Era la storia di un funzionario comunista donna che corre a Parigi, dove tre suoi collaboratori si sono fatti corrompere dal sistema occidentale (parigino, figuriamoci) e si sono dati alla bella vita. L’inflessibile funzionario incontra un affascinante playboy che la introduce a una vita di ricevimenti, suite eleganti, regali alla moda e bottiglie di champagne, mentre là in fondo, sotto la luna, brilla la Tour Eiffel. Quando la donna torna a Mosca, la vediamo vivere in un appartamentino di due stanze per due famiglie, dove il bagno non ha la porta ma una tenda, e dove un commissario politico, che è l’altro inquilino, ascolta tutto e passa nella camera di Ninotchka per andare in bagno. Il testimone era Greta Garbo, semplicemente l’omologa di Gary Cooper, la donna più affascinante, più elegante, “più tutto” del mondo. Catalizzatrice dei sogni delle donne occidentali. Il comunismo era distrutto – certo non solo da Greta Garbo – in America ne rimanevano solo alcune frange un po’ grottesche, rese innocue, messe all’indice ma non perseguitate, perché potevano comunque rappresentare un segnale di libertà. Tutto questo trasmesso dal cinema, dal suo angolo.

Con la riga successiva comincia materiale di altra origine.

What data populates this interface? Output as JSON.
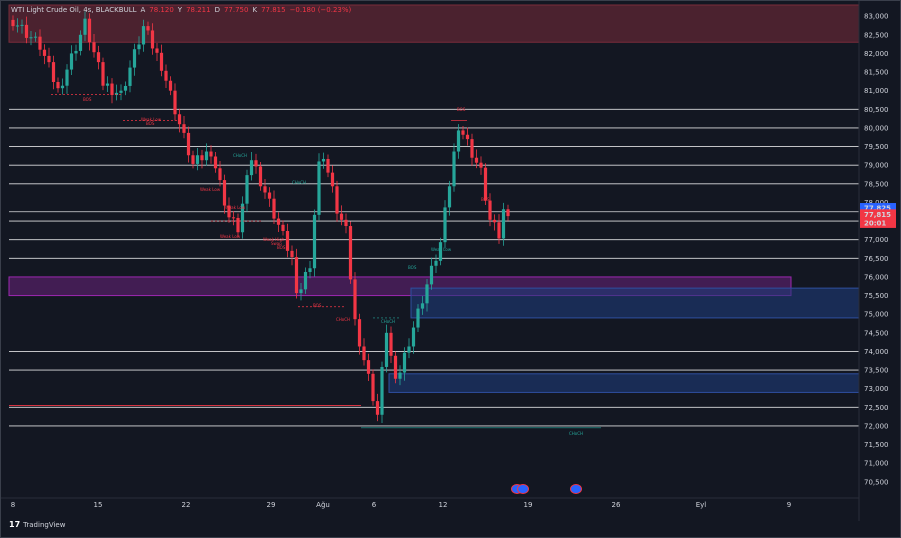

Il Grande Sogno della pace
Il sergente York e Ninotchka erano due immani spot, uno per la vendita della guerra-guerra e l’altro della guerra fredda. Ma Hollywood non poteva essere intesa come una grande agenzia che promuoveva solo quel genere di prodotti. C’erano anche problemi di pace. All’inizio degli anni Trenta, quando l’America e il resto del mondo soffrivano della famosa crisi economica, ancora Roosevelt (longevissimo, quattro volte eletto) accettò di buon grado che Hollywood giocasse il suo ruolo più adeguato, quello di fabbrica dei sogni, quello di grande-anestetico-per-il-momento. Astaire-Rogers e Walt Disney furono fra i maggiori eroi di quella contingenza. I due ballerini nerobiancovestiti erano agili come schizzi, eleganti più dei cigni, sorridenti a oltranza, affrancati dell’eterno happy end, e cantavano le canzoni, sempre felici, dei più grandi compositori, Gershwin, Kern, Porter, Berlin. Che Accademia della gioia di vivere! E si muovevano negli ambienti architettonici, perfetti anche in prospettiva tanto da essere eterni, creati dal genio misconosciuto di Van Nest Polglase. Tutti dispensanti l’innocua felicità necessaria per aspettare tempi migliori. E i sette nani si alzavano all’alba, scavavano diamanti grossi come mele, già tagliati, a sacchi, Cucciolo chiudeva a chiave la porta del forziere e appendeva la chiave a un chiodo esterno. Tornavano a casa al tramonto stanchi e felici, ma cantando, e vivevano come se fossero poveri. Era la trionfale metafora dell’avere ed essere: i diamanti, la ricchezza? Chi se ne frega, valgo io e sto bene in povertà. In attesa del nuovo benessere, che certamente verrà. Tutto questo funzionava.